Ce n'est cependant qu'à 10 heures que nous sommes partis; il faut du temps pour prendre les noms ou les numéros de 50 indigènes. A la sortie de Camaniola nous rencontrons Monsieur Van Laer, ingénieur en charge de la route, qui descendait pour Uvira et dont les porteurs doivent prendre les charges de Monsieur Duplan; on se dit bonjour et chacun continue sa route. A midi, nous nous arrêtons chez un Grec qui nous invite à venir prendre une tasse de café, cela n'est pas de refus car comme nourriture nous n'avons emporté qu'un peu de pain d'épices et de l'eau! A 13 heures en route de nouveau et je fais dire aux porteurs que si nous arrivons à Nya-Gesi ce soir je leur donnerai du "pombe"; l'étape est longue et surtout fatigante car nous avons à faire 30 kilomètres dans la montagne.

La route est parfaite et monte très régulièrement; le paysage est vraiment magnifique; on domine la plaine de la Rusisi et on suit la gorge de montagne par où passe cette rivière; c'est la route de Cilaos mais je la trouve plus jolie; on n'a pas ici la sensation d'écrasement que produisent des montagnes qui vous dominent de trop haut et de trop près. Le paysage est plus ouvert et la perspective s'en ressent agréablement.

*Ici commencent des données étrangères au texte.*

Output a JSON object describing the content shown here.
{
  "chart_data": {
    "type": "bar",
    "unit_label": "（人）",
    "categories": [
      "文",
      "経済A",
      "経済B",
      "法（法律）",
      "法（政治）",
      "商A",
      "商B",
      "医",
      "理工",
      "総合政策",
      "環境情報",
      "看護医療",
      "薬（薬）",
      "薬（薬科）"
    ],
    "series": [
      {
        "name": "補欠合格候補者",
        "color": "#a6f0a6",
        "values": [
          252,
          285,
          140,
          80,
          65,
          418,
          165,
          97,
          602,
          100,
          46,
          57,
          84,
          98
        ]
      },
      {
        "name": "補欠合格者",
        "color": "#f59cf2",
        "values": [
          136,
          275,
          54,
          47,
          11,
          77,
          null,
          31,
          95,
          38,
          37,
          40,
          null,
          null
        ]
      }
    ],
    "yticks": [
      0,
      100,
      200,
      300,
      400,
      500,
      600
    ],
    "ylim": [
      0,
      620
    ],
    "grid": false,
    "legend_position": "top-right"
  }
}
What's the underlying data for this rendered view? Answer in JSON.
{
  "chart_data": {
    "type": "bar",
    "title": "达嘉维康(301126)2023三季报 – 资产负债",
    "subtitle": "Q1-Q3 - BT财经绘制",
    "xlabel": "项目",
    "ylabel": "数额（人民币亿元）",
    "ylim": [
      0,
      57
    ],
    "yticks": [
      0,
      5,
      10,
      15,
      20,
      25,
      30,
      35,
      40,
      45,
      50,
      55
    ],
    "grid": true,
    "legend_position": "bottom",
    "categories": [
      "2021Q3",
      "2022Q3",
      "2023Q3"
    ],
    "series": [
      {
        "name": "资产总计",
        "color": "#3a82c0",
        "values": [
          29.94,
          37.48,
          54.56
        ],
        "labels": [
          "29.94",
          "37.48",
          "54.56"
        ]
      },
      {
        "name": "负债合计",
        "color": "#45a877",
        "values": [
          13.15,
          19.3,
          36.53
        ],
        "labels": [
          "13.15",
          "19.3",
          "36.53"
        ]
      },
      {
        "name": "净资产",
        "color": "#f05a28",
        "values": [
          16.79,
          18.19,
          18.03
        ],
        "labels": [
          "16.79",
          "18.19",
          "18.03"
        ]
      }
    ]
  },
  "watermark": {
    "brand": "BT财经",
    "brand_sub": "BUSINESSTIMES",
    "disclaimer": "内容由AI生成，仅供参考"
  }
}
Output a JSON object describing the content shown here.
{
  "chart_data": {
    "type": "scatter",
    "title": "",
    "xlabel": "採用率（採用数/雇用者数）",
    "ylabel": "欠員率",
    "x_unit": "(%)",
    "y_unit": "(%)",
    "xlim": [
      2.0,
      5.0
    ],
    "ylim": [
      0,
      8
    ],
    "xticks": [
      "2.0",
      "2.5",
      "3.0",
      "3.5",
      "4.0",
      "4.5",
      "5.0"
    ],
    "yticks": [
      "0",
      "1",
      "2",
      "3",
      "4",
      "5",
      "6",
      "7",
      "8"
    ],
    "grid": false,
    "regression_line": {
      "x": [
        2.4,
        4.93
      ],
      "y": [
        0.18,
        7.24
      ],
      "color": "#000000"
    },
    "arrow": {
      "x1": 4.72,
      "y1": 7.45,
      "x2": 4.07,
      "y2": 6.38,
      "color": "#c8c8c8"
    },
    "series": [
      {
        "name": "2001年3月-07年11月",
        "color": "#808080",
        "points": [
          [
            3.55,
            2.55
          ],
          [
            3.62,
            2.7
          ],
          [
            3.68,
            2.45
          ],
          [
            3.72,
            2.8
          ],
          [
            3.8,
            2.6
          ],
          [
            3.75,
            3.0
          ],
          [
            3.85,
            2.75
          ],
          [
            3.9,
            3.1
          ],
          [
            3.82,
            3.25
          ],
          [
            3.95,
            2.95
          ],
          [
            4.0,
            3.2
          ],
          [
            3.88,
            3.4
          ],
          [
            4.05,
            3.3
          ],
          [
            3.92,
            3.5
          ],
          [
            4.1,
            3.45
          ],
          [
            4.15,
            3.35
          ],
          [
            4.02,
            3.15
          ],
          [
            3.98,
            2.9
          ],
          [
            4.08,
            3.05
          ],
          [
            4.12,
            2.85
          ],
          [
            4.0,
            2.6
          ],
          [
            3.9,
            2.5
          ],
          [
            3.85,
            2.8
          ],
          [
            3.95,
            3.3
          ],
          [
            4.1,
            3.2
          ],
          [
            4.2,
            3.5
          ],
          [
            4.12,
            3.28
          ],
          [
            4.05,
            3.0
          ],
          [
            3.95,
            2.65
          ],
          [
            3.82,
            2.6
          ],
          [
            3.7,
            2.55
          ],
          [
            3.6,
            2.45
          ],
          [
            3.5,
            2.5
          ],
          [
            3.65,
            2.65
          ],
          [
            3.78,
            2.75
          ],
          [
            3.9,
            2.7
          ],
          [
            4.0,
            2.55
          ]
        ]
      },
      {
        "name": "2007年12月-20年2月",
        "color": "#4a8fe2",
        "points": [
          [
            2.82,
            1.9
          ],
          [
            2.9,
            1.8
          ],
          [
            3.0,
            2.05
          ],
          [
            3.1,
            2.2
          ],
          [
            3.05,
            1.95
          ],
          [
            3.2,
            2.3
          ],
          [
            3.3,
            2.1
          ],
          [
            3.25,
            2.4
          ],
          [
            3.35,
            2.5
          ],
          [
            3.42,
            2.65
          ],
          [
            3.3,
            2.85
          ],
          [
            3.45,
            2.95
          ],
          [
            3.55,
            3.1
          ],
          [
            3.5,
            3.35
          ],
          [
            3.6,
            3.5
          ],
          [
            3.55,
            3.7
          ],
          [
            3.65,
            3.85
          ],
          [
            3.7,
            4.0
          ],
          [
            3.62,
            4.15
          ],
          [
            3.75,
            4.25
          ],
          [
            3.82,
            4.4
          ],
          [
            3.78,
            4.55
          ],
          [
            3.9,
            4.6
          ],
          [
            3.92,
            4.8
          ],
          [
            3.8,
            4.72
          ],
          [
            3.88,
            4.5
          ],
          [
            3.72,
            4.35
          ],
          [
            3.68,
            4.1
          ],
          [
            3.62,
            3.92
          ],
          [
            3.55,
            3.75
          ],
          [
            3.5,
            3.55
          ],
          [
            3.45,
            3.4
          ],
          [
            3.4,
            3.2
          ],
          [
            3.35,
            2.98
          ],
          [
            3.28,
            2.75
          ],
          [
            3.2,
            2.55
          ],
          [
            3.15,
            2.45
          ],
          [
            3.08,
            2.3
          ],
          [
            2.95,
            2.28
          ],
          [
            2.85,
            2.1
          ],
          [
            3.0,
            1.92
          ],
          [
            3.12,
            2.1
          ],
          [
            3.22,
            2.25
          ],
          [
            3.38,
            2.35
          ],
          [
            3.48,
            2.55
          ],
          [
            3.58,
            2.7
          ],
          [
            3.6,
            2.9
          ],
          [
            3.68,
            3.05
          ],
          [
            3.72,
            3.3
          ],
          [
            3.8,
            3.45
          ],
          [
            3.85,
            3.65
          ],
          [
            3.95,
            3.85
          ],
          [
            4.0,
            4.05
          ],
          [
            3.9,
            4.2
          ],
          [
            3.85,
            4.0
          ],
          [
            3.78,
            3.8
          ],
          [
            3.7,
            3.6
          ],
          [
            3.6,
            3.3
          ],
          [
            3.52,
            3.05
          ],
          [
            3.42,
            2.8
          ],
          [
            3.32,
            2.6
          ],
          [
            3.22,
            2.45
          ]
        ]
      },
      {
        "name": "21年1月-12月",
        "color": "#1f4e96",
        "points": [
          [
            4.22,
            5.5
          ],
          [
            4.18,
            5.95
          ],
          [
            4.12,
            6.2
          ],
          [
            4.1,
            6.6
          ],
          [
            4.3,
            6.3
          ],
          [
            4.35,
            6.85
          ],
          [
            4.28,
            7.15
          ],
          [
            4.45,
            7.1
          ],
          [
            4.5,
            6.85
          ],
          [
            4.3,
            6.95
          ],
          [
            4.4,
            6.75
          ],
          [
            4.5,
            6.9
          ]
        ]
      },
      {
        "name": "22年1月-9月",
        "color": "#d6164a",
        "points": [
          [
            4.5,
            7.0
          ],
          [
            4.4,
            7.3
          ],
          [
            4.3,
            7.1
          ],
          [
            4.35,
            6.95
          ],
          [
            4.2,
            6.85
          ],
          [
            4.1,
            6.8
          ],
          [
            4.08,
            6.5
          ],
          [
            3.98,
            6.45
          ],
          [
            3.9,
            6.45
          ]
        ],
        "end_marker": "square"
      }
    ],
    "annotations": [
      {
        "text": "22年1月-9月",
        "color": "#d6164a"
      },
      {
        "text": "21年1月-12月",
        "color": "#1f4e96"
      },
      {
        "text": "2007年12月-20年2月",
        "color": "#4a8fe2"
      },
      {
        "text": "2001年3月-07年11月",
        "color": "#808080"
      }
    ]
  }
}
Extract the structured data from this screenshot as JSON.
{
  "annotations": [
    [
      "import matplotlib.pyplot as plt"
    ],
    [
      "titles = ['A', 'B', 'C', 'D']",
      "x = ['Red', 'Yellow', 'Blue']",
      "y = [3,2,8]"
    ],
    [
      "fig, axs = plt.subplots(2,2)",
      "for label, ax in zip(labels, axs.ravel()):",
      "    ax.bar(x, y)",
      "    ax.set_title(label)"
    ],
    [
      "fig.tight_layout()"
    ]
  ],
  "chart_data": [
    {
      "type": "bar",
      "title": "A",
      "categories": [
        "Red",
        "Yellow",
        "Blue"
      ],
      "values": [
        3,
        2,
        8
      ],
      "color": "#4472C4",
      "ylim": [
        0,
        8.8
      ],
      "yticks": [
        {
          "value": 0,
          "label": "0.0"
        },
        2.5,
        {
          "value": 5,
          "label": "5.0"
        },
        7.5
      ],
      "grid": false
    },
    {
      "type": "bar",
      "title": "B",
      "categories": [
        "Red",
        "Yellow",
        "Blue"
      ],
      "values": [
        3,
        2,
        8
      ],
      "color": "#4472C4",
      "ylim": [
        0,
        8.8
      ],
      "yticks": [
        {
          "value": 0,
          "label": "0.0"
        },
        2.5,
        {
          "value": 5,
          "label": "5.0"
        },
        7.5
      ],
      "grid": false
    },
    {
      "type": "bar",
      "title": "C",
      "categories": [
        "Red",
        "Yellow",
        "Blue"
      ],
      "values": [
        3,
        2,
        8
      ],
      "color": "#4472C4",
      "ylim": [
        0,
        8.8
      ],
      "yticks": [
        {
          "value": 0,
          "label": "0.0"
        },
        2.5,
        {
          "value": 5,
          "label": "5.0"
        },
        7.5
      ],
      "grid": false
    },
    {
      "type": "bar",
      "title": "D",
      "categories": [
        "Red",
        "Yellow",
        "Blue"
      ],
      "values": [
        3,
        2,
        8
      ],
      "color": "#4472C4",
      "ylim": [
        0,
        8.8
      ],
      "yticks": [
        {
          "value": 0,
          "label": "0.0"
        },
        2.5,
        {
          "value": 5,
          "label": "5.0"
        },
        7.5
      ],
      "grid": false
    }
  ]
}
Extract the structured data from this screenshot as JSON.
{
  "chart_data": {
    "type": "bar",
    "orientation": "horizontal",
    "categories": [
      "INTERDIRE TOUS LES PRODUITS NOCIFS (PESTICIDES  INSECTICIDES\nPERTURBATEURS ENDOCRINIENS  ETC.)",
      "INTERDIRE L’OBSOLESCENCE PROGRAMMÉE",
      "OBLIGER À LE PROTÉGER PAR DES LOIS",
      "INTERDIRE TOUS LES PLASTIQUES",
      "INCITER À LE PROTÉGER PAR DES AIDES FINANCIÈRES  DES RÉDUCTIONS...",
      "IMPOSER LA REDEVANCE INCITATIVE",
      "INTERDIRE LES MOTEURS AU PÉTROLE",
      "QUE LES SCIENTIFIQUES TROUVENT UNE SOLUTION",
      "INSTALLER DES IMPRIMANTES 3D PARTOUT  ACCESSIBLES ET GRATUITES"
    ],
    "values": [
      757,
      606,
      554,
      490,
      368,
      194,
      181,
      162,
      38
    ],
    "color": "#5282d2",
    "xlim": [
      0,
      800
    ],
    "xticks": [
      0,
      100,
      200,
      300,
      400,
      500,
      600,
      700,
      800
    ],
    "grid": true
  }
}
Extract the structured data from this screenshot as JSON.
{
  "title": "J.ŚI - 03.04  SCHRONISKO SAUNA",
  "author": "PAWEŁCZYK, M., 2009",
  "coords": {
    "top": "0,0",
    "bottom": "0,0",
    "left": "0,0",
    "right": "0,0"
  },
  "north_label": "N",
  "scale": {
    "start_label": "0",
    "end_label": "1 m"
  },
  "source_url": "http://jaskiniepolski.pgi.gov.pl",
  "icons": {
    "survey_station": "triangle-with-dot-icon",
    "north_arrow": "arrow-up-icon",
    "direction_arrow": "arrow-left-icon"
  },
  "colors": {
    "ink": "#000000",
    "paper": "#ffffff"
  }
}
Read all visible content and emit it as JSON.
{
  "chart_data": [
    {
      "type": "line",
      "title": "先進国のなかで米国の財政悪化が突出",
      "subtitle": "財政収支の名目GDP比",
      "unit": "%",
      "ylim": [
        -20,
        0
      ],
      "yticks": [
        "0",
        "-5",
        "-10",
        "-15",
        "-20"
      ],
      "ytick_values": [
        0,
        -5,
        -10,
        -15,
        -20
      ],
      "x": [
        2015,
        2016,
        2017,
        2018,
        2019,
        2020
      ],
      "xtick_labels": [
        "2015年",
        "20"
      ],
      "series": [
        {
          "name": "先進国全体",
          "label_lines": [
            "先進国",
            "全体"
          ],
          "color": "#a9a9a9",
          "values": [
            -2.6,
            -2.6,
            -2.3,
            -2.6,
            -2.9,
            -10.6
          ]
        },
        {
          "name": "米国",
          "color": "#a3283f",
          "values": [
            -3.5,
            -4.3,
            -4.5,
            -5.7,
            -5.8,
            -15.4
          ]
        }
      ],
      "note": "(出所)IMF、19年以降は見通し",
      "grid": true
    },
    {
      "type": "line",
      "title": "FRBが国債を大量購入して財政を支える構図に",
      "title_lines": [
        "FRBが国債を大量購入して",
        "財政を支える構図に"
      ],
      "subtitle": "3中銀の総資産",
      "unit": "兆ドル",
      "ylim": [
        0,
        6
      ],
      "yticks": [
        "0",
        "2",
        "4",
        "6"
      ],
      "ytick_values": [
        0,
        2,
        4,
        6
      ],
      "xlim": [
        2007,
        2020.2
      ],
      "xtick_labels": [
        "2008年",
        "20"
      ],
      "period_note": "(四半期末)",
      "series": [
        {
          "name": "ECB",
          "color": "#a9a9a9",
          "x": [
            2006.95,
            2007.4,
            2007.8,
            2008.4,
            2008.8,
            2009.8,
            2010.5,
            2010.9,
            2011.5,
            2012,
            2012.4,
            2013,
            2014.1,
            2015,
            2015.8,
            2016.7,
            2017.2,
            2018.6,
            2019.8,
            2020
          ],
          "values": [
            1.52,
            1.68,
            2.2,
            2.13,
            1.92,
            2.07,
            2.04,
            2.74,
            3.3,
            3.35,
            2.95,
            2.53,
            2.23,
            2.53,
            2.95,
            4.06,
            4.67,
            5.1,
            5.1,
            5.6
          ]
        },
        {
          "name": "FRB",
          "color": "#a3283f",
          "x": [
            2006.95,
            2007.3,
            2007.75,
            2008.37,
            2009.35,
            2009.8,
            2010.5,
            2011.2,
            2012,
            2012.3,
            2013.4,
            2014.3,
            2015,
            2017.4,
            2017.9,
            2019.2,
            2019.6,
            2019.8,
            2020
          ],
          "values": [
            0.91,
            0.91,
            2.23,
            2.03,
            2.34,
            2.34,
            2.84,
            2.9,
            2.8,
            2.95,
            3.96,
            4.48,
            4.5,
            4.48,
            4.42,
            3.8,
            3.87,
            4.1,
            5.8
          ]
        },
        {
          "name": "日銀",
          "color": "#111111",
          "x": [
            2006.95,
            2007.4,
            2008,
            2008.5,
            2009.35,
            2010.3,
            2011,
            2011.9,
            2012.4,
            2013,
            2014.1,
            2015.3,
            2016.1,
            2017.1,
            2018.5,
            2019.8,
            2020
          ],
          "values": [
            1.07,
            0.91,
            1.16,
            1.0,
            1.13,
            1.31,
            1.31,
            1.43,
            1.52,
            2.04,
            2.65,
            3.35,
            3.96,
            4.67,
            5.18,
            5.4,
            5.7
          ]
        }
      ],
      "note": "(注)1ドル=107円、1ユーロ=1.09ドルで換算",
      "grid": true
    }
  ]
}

Certains points de vue sont ravissants et on fait des kilomètres sans s'en apercevoir.

A part deux endroits vers le kilomètre 100 où la route n'est pas encore terminée, on ferait de la vitesse en auto; la surface est très bonne et surtout il n'y a pas de ces coudes en épingles à cheveux qui abondent à la Réunion; le travail ici a été il est vrai plus facile. Nous nous arrêtons un instant chez Monsieur Pinaard, un transvaalien établi ici et dont la demeure est au bord de la route; il a quitté le Transvaal en 1903 et ne porte pas les anglais dans son coeur. Son frère a été fusillé par eux pendant la guerre du Transvaal et je plains le sujet de sa Majesté qu'il tiendrait au bout de son fusil; nous prenons une tasse de café et nous repartons à 16 heures pour notre destination où nous arrivons à 18 heures 30 en pleine obscurité; nous sommes montés jusqu'à 1700 mètres vers le kilomètre 105 pour redescendre à 1500 mètres, il fait même assez frais à cette altitude. A Nya-Gesi il nous arrive une bonne blague : les porteurs croyant que nous désirons voir le chef du village nous conduisent chez lui et nous nous trouvons vis-à-vis ce petit potentat qui vient nous examiner avec une lanterne et a l'air de se demander ce que nous pouvons bien lui vouloir à une heure aussi avancée. Comme notre interprète est à plusieurs kilomètres en arrière impossible de nous expliquer; il nous fait entrer chez lui et on installe sous sa varangue trois fauteuils dont celui du milieu évidemment pour lui. Léopold le trouvant à sa convenance se plante dedans sans plus de façon au grand étonnement de tous les aides de camp et nous voilà, éclairés par une lanterne, nous regardant comme des chiens de faïence; tout ce que j'ai pu faire ça a été de garder mon sérieux. Au bout de 10 minutes un jeune homme de la cour s'avance et en excellent français me dit : "bonjour Monsieur"; alors j'ai fini par lui faire comprendre que je voulais aller au gîte d'étape où il nous a conduits. Là nous avons trouvé un jeune belge, de la mission protestante qui nous a aidés à nous installer et le reste des porteurs nous a rejoint sauf sept qui portaient entre autres choses le lit de Léopold et la cantine; on a dîner de pain et de fromage et ensuite j'ai passé mon lit à Léopold pour dormir dans un fauteuil enveloppé dans une couverture. Il faut ici savoir se passer de bien des choses même quelquefois de son lit. Je me couche avec plaisir car nous avons fait les 4/5ème de l'étape à pieds.